The shift seems unstoppable: youth are deserting TV in the UK as well, says industry analyst Claire Enders in Campaign. Nielsen analysts are driven to the same conclusion, VideoInk notes: “while viewers are watching more video content every day, their method of viewing has shifted considerably”, as “daily viewing of video on digital devices has doubled for both 35- to 49-year-olds and 50- to 64-year-olds in the last two years” (see their chart above). And distribution is just the beginning of these digital revolutions: in the end, for online players, it’s all about “investing heavily in original programming” and become major Hollywood studios. For instance, the LA Times points out that, with 14 television pilots greenlighted last year, “Amazon is a rising star in Hollywood”, and it’s just the tip of the iceberg:
“Web-based TV production in Los Angeles has surged 353% from 2008 to 2013, according to a report by FilmL.A. Inc., which tracks film permits for the city and county. Web-based shows now account for as many production days in L.A. as sitcoms.”
As we analysed in a previous Web Review, the already existing media empires are buying many of these digital invaders out, little by little. In 2014, the safest way to not be abruptly disrupted remains acquiring your competitors. This was proven true once again in the past few weeks, as Amazon bought Twitch – a platform for broadcasting videogame sessions – for more than $1 billion, Re/code reports; and Microsoft purchased videogaming platform Minecraft for $2.5 billion, writes Forbes (watch GameSpot‘s video analysis below). As long as large media groups try to reach younger audiences and position themselves on non-traditional programming, more massive acquisitions are to be expected in the near future.
From a financial point of view, focusing on online video makes total sense: views for the top 100 YouTube channels have grown 80% in a year, The Guardian reveals, confirming the Google-owned platform’s role as a “Hit Factory” (Bloomberg). Not to mention Twitter’s video platform Vine, where Britain’s social media stars now make £2,000/€2,500 a second, according to The Telegraph!

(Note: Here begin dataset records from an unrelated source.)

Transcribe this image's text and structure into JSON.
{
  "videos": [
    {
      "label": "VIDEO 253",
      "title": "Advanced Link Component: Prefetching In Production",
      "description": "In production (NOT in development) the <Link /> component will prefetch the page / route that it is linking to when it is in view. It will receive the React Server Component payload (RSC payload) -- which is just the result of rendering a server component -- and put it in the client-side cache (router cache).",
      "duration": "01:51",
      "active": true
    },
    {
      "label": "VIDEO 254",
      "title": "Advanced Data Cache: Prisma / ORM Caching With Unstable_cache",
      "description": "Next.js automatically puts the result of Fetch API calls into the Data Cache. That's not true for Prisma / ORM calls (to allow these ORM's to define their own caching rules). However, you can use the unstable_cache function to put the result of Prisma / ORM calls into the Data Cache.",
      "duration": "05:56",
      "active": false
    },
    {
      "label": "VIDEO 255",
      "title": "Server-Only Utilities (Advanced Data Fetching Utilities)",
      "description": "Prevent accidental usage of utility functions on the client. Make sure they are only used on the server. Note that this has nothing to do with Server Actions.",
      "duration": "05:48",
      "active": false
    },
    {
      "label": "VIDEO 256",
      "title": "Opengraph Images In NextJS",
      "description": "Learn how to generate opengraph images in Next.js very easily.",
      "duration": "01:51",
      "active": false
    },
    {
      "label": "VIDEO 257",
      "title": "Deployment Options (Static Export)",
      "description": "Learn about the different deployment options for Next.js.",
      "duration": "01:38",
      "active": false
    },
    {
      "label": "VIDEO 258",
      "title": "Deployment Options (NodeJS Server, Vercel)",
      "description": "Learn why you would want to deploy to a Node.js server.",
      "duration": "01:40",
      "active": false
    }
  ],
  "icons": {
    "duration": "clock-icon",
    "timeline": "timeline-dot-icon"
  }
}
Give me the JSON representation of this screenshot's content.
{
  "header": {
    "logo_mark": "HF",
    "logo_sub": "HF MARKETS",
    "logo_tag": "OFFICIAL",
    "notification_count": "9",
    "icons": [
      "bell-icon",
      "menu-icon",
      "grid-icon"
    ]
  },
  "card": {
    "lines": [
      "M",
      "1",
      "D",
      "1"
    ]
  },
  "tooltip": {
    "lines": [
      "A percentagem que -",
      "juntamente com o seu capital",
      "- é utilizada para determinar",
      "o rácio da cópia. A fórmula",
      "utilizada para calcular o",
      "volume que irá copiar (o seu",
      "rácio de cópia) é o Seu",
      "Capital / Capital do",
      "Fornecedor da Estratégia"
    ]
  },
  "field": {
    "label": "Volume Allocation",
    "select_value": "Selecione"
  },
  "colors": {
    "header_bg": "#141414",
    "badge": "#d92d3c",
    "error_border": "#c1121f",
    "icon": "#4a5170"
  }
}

These evolutions reflect the ever-increasing importance of social media in a TV landscape where audiences have – more than ever – a major role to play, be it by live-tweeting a show, sharing extracts on YouTube or commenting on Facebook. Interestingly enough — and contrary to some misconceptions — “social media makes people more likely to watch linear TV, with a third commenting on Facebook and Twitter”, The Drum notes.
So, what’s next? As short videos and video sharing become pivotal, the space now occupied by players like YouTube and Vimeo could soon see the arrival of Netflix – who could “allow users to watch a variety of short-form clips of film and TV titles in its catalogue”, according to VideoInk – and Facebook, where users “will have the YouTube-like benefit of seeing how many times people have viewed a video,” the same source reports.
Buy or be bought: what if the very lack of other alternative was dictated by the fast-evolving media landscape, where empires can easily collapse at the second they stop paying attention to their disruptors? Don’t get us wrong though: this doesn’t mean we won’t witness the emergence of TV giants anymore. Have a look at Vice Media, whose value is now $2.5 billion after selling a 10-percent stake to Disney and Hearst (Gigaom); or at Apple‘s top-secret TV products that could soon change the game for everyone (The Drum)!